New model for GP training proposed
A discussion paper has been circulated on a new model of training that aims to encourage more doctors to choose a general practice career, as well as supporting GPs to work within a changing health sector.
The proposals include introducing options for existing GPs and those in training to acquire advanced competencies, requiring some hospital-based practice during GP training and moving towards greater equity between GP registrars and DHB-employed registrar terms and conditions.
Extensive discussions with the medical profession, DHBs, education providers and other key stakeholders will take place over the next two months before a final plan is agreed for development and implementation from 2012 onwards.
The key proposals outlined in the discussion paper include:
- providing an enhanced bursary to first year GP registrars that ensures their remuneration is more closely aligned to that of hospital-based first year registrars
- introducing optional enhanced competency modules in areas of practice such as elderly care and mental health care
- changing the nature of assessments to incorporate a more modular approach
- preserving the three year period of training and immersion in general practice in the first year, but with increased time for hospital-based placements.
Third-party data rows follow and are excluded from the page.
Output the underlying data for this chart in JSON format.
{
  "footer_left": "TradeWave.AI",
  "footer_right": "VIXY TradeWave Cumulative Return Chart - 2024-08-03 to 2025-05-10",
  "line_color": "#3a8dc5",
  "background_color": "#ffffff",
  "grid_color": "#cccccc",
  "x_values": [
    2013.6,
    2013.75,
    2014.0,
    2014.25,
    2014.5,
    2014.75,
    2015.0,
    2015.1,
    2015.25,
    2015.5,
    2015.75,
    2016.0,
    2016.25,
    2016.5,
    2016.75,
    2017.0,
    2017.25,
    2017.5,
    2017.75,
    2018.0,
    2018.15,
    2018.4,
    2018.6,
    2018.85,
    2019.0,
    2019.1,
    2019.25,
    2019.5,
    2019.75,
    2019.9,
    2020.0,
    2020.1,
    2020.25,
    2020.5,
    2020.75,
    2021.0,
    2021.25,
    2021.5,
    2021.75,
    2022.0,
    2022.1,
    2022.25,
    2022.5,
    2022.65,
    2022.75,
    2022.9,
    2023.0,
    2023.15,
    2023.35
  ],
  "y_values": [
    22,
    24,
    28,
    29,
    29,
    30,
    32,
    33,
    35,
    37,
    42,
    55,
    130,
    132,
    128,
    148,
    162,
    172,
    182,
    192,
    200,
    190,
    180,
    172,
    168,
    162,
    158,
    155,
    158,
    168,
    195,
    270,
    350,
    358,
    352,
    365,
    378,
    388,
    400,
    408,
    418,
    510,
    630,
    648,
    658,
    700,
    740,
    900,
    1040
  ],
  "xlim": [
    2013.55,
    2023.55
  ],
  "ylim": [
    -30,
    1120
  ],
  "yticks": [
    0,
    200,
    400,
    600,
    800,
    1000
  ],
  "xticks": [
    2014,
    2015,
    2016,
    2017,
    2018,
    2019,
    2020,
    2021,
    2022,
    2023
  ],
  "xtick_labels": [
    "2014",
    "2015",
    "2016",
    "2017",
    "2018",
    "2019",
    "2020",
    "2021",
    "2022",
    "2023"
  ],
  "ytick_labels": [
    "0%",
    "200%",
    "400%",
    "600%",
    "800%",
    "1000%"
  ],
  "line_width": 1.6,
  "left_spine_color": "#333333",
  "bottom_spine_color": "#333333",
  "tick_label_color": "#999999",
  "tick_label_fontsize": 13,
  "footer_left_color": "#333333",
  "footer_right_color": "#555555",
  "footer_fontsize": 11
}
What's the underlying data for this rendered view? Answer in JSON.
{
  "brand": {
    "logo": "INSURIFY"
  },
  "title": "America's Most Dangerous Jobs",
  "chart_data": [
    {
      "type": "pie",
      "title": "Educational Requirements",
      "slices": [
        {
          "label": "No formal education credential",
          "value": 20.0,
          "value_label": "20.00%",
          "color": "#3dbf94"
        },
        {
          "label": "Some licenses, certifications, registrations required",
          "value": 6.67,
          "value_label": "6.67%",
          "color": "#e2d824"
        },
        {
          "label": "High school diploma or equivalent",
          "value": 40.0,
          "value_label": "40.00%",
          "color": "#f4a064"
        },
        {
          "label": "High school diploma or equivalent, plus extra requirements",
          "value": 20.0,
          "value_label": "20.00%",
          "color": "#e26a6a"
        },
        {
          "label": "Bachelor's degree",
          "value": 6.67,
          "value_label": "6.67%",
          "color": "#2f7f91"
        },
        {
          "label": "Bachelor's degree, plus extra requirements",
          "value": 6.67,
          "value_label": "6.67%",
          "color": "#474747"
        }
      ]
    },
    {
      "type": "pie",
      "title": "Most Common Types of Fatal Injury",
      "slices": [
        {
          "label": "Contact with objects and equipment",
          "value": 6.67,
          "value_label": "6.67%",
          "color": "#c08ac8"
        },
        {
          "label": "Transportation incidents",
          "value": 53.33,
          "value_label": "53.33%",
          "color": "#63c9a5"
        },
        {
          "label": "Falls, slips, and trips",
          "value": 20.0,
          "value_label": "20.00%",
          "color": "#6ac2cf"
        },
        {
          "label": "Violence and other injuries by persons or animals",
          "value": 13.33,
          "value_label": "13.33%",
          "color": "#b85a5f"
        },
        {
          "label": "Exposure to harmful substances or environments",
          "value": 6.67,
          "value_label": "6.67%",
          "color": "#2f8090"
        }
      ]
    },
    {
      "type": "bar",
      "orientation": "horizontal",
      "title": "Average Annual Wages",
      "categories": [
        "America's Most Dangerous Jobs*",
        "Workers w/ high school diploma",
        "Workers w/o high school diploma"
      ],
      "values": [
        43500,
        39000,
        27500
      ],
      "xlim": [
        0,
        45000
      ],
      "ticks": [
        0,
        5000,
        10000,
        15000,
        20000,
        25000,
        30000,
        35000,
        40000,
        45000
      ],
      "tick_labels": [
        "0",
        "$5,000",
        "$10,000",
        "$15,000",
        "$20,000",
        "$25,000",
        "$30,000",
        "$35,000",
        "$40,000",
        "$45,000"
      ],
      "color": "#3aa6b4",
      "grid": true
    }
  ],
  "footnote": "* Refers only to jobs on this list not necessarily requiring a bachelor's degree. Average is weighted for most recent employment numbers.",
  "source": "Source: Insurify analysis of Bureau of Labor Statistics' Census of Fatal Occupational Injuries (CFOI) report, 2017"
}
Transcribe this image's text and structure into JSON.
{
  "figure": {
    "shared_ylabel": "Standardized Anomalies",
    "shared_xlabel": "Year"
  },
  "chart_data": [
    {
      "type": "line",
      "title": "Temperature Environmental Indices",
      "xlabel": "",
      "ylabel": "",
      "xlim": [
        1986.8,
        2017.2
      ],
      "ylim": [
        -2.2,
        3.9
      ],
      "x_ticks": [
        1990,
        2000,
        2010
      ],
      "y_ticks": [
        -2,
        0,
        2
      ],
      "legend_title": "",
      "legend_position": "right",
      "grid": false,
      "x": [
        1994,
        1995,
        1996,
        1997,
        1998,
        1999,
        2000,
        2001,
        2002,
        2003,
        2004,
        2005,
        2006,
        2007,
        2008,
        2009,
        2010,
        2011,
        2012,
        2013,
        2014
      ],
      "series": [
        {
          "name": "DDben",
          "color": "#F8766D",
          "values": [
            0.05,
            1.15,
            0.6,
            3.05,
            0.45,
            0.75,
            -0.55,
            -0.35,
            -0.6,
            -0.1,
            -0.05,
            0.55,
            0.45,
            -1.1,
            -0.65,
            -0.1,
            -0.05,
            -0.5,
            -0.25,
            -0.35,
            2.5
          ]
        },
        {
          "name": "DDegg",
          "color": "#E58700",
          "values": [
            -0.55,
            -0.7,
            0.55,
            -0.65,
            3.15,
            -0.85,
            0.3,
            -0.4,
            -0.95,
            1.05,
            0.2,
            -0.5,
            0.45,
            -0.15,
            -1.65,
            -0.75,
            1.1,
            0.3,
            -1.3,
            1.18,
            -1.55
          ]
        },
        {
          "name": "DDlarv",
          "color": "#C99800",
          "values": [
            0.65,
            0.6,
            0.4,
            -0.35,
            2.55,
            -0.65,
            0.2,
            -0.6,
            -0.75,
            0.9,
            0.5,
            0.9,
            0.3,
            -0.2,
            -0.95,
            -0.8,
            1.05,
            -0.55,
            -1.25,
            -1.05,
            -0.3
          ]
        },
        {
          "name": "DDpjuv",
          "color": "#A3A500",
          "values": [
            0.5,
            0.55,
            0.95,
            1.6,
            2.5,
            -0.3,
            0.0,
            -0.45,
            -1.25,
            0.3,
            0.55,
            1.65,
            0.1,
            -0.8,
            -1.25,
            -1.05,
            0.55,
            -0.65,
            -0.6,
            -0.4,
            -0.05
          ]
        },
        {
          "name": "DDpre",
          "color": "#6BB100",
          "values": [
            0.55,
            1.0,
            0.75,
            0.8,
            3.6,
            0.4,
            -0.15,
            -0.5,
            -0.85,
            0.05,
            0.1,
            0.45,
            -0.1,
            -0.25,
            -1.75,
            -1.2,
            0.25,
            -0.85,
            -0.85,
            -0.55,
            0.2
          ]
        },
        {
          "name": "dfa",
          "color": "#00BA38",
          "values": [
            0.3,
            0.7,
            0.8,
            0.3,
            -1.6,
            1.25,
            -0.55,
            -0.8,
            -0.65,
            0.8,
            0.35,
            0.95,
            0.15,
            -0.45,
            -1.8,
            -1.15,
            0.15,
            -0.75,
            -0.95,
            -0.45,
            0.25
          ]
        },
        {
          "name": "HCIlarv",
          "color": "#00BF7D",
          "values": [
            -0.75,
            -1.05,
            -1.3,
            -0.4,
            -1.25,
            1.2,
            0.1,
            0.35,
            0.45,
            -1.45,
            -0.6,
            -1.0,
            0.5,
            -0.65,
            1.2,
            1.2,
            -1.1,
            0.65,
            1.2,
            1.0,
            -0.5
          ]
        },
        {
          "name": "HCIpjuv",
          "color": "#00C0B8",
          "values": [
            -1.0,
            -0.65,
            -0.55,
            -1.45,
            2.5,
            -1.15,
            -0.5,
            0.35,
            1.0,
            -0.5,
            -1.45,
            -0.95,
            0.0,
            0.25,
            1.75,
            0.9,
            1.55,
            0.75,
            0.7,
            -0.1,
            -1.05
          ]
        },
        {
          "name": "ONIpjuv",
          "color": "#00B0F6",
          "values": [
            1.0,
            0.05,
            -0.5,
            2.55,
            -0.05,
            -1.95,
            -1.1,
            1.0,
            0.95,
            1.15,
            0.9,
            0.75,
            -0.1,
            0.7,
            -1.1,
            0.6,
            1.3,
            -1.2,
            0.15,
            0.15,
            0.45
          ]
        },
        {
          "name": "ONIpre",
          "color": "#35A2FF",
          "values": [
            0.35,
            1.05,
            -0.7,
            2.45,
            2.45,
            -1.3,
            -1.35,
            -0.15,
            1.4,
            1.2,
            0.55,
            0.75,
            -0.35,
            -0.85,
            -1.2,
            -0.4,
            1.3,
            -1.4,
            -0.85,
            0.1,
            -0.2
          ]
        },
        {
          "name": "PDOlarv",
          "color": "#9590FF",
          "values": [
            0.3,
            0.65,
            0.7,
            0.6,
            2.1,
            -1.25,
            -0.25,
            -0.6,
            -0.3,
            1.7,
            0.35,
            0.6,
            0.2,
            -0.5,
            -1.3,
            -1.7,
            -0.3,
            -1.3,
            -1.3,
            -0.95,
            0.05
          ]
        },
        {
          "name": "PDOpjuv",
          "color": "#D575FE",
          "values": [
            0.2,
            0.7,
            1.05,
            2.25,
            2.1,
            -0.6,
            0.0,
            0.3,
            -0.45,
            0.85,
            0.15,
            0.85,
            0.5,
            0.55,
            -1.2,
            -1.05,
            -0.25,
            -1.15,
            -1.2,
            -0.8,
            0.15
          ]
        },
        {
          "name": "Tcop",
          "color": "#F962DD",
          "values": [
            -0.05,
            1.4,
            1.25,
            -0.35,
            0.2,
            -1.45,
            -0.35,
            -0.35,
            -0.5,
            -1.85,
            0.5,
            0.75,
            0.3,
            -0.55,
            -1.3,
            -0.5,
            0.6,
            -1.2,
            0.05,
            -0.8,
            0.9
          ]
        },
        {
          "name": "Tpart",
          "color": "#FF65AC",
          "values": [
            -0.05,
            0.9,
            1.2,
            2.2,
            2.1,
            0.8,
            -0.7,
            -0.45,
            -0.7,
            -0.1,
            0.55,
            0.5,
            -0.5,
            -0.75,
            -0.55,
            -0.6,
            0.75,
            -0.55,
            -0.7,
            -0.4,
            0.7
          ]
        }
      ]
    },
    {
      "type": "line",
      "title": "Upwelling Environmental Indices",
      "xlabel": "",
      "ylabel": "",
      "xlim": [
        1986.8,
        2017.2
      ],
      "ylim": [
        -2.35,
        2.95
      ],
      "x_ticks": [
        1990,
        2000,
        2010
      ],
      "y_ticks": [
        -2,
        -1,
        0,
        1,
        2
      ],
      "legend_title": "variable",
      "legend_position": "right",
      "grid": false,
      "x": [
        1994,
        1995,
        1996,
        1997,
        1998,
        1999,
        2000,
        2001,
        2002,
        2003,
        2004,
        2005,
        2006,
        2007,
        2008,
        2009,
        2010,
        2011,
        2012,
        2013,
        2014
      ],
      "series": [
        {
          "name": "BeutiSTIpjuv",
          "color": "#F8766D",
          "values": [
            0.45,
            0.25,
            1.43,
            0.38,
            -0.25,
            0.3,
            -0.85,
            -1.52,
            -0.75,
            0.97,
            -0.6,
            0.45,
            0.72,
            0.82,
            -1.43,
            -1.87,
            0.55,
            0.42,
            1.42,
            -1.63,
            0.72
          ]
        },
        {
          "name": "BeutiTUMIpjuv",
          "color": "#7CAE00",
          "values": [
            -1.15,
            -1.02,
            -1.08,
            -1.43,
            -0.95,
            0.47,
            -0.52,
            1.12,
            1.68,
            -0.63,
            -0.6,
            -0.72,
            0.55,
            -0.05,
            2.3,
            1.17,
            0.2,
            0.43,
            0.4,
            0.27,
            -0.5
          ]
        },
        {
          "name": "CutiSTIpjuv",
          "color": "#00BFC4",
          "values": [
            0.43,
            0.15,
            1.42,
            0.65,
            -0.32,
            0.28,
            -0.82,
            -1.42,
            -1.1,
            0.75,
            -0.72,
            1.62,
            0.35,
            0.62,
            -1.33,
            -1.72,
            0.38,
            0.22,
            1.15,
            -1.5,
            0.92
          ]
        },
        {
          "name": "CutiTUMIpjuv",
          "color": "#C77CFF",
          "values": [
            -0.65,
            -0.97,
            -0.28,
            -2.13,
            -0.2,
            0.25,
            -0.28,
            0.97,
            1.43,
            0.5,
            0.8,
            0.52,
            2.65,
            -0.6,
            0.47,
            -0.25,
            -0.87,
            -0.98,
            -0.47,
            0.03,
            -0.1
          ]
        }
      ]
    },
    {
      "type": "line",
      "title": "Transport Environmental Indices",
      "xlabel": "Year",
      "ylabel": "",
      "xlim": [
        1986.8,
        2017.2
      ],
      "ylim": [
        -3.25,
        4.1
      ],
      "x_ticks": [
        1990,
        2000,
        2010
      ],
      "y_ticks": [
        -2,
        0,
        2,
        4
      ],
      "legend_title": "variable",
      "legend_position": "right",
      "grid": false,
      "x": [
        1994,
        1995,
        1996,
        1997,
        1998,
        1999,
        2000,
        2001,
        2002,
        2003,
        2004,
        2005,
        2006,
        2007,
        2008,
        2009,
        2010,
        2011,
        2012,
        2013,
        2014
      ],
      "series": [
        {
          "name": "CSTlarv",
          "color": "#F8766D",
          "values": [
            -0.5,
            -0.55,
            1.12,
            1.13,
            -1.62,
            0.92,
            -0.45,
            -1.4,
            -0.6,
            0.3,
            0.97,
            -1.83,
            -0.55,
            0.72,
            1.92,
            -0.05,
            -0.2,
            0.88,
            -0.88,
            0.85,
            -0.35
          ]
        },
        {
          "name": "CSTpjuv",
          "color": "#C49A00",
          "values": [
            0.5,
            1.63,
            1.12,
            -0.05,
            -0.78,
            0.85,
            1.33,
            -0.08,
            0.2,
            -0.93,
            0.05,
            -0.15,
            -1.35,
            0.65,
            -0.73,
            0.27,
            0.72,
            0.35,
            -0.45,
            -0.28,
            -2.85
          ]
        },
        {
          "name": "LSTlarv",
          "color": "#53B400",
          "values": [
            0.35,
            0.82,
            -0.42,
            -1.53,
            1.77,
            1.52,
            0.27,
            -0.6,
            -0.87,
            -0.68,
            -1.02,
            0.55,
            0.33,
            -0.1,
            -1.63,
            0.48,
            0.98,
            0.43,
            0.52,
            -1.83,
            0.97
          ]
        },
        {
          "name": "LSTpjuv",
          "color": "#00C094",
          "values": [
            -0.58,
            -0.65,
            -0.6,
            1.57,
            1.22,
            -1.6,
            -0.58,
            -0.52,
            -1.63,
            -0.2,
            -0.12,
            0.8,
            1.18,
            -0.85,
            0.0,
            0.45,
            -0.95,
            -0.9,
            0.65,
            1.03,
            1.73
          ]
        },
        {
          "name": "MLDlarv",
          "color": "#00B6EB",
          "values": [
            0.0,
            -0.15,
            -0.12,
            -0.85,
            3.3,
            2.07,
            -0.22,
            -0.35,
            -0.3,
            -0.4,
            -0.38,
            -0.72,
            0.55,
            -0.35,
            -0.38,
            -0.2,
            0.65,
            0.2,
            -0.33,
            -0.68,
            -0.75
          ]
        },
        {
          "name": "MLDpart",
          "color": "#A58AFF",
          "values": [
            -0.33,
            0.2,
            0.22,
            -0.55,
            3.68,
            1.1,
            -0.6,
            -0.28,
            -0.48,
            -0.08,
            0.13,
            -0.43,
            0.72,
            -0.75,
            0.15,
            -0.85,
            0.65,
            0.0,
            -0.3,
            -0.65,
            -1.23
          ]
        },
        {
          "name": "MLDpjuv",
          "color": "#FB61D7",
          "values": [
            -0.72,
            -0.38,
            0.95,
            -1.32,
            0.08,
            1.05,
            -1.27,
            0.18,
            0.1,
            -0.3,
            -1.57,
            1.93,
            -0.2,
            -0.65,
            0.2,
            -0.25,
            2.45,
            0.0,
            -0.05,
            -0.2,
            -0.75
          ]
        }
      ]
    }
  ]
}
RNZCGP President Dr Harry Pert said the College believed the proposals would build on the strengths of the existing GP education programme, while introducing new opportunities and support to benefit both current and future GPs and GP registrars.
‘We need to ensure that the education GPs receive offers the right mix of flexibility, skills training and opportunities for personal development.’
Professor Des Gorman, Executive Chair of HWNZ said: ‘We need to ensure GPs are equipped to deal with the challenges of the role and to work in partnership with colleagues in the hospital sector to maintain continuity of care. These proposals will enable GPs to work in a wider range of settings and will create a platform for greater integration between hospital and community services.’
Dr John Adams, Chair of the MCNZ said: ‘The proposals have been developed in response to the increasingly diverse and demanding challenges of general practice, with more services and more complex care provided in the community. We need to continue to modernise our medical education provision to ensure it meets the needs of the profession, patients and the public.’